Так называемый Международный Экспресс занимает в наш век среди других видов транспорта важное место по причинам, с одной стороны, практическим, которые нас здесь интересуют меньше, а с другой стороны — по мотивам лирического свойства. Ежеминутно в современной поэзии мчится на вас Трансконтинентальный Экспресс; проводник с непроницаемым лицом объявляет: Париж, Москва, Гонолулу, Каир; sleeping-car'ы[194]

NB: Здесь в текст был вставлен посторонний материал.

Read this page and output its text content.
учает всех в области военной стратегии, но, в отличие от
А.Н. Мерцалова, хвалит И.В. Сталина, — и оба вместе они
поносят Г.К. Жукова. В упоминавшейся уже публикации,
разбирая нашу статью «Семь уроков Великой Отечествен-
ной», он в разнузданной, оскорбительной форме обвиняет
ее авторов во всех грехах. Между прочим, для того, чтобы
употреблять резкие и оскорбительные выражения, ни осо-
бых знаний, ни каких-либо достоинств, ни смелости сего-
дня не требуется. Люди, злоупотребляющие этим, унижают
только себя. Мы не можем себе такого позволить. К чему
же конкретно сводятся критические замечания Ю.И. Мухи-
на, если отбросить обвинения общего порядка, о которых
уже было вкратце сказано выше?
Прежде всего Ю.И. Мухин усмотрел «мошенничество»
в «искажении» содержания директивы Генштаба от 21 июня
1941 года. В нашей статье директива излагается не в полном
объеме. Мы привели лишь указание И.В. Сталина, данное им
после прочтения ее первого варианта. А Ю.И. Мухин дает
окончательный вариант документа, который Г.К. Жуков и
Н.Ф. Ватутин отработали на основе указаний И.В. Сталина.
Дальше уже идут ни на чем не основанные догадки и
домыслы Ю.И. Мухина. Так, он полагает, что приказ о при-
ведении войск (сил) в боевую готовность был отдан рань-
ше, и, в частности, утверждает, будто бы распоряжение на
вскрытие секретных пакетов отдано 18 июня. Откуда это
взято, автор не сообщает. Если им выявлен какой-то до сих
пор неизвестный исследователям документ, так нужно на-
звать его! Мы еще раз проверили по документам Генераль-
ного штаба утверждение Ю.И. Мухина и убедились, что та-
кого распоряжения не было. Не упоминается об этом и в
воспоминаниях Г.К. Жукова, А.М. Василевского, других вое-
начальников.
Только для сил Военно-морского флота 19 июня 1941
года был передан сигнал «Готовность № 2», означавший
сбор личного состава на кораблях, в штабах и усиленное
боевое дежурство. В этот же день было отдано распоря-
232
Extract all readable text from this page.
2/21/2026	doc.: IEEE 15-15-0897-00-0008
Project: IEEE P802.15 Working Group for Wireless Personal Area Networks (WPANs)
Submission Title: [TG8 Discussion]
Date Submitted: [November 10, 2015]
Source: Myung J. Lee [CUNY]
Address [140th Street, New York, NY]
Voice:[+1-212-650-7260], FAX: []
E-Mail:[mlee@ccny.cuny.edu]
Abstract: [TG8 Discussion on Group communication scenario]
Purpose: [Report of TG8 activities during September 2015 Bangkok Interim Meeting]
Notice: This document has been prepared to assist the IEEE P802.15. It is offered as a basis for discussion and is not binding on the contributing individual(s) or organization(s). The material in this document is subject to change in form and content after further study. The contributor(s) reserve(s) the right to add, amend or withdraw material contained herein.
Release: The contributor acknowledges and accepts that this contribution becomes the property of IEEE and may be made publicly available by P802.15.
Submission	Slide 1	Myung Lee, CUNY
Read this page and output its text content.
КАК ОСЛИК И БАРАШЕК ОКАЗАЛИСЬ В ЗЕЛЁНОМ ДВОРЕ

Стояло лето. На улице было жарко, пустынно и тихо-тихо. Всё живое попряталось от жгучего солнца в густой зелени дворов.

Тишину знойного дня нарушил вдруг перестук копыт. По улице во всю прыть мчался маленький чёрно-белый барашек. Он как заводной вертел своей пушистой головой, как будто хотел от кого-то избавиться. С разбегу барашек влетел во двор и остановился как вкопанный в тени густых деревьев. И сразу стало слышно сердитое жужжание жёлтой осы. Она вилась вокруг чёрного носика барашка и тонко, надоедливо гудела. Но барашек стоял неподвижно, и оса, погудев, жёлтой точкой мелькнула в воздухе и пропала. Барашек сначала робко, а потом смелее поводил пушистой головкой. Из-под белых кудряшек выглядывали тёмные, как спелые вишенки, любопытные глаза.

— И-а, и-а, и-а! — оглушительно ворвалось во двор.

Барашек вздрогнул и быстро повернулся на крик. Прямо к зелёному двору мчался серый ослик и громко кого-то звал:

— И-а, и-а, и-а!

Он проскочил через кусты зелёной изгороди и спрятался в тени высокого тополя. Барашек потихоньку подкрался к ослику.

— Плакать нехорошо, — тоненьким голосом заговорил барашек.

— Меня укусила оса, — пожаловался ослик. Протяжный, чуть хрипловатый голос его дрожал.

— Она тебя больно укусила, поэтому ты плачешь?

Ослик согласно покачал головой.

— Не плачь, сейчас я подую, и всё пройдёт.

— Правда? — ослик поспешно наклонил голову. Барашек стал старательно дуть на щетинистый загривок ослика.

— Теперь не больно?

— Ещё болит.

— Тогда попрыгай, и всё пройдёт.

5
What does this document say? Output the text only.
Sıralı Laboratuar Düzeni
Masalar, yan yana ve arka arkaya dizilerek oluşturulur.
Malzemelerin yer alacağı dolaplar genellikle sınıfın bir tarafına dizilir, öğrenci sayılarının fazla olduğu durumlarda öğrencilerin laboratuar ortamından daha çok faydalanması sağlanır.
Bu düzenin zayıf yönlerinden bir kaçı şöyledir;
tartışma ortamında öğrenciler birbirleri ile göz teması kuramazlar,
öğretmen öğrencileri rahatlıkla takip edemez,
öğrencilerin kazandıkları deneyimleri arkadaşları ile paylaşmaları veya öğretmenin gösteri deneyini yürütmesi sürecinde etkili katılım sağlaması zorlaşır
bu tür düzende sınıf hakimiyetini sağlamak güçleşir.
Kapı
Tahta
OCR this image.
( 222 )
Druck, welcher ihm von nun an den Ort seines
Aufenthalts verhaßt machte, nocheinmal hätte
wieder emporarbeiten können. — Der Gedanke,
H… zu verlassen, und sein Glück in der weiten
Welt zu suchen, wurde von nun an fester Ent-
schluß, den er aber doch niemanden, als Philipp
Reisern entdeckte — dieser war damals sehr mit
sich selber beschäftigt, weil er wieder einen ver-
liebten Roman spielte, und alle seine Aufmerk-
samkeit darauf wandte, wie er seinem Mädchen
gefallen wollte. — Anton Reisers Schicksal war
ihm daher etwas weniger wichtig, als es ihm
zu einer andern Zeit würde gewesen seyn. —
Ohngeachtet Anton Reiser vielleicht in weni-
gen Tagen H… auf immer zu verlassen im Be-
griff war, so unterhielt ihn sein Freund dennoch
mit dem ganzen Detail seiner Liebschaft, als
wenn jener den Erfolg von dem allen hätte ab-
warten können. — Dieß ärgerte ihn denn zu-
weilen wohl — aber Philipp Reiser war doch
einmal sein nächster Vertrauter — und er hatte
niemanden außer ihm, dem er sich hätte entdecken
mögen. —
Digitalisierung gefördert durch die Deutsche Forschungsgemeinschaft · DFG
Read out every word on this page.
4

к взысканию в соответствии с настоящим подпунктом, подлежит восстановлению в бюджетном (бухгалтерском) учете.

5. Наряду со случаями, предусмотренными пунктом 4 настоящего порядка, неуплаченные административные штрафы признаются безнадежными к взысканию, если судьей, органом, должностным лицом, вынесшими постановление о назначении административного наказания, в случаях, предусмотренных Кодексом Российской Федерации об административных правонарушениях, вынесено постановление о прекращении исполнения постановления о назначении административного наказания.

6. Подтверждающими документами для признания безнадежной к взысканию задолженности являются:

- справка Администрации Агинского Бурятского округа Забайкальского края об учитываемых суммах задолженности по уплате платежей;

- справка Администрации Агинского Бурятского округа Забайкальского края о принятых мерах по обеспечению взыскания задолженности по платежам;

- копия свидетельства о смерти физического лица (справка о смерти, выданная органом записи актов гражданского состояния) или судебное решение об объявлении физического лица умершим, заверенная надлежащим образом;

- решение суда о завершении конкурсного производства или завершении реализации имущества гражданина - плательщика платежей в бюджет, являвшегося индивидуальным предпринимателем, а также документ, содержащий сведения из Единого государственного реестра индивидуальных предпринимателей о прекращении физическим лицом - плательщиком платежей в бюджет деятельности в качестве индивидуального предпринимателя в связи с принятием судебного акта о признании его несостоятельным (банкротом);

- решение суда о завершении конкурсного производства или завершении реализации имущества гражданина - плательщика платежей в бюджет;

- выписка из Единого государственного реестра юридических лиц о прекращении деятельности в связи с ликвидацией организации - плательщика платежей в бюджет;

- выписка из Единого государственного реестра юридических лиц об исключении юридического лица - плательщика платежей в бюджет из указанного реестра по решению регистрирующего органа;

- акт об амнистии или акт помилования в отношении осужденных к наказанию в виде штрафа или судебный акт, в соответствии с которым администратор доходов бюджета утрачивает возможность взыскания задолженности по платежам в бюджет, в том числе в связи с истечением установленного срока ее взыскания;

скандируют динамичный ритм скорости, и летящий пульман овеян романтикой дальних странствий, — не забывайте, что пылкое воображение переносит поэтов только в купе и каюты первого класса. Позвольте мне, друзья мои, поэты, сообщить вам некоторые сведения о пульмановских вагонах и спальных купе: поверьте, что они снаружи — когда проносятся в огнях мимо уснувшей станции — гораздо романтичней и заманчивей, чем изнутри. Экспресс гонит с великолепной скоростью — это, конечно, бесспорно, но бесспорно и то, что ты должен как проклятый отсидеть в нем четырнадцать или двадцать четыре часа, а этого зачастую достаточно, чтобы сдохнуть со скуки. Паровичок Прага — Ржеп едет с менее импозантной скоростью, но есть приятное сознание, что через полчаса ты вышел, и иди, куда захочешь, искать новых приключений. Человек в пульмане не мчится со скоростью девяноста шести километров в час — человек в пульмане сидит и зевает, отсидит одну ягодицу, перевалится на другую. Одно только служит ему утешением: сидит он с удобствами. Иногда небрежно взглянет в окно; за стеклом убегает станция, названья которой ему не прочесть, промелькнет городок, в котором ему нельзя выйти; никогда не пройдет он по этой аллее, окаймленной платанами, не остановится на том мостике, чтобы плюнуть оттуда в реку, и не узнает даже ее названия. «А черт с ним со всем, — думает человек в пульмане. — Где мы едем? Только еще Бордо? Тьфу, пропасть, как тащится поезд!»Посему, если хотите почувствовать хоть немножко дорожной экзотики, садитесь на паровичок, астматично пыхтящий от станции к станции. Прижмите нос к вагонному стеклу, чтоб ничего не пропустить. Вот входит синий солдатик, вот малыш машет вам ручкой; французский крестьянин в черной блузе предлагает отведать винца своего производства, молодая мать кормит ребенка грудью, бледной, как луч луны, зычно обсуждают что-то парни, покуривая едкий самосад, бормочет молитвы засаленный патер, уткнувшись в свой требник; дорога расправляется, откидывая станцию за станцией, как бусины на четках. Потом наступает вечер, немного грустные от утомленья люди, словно беженцы, начинают дремать под мигающим светом вагонных лампочек. Тут по соседнему пути, грохоча, промчится сияющий Международный Экспресс со своим грузом томительной скуки, со всеми своими слипингами и дайнингами[195]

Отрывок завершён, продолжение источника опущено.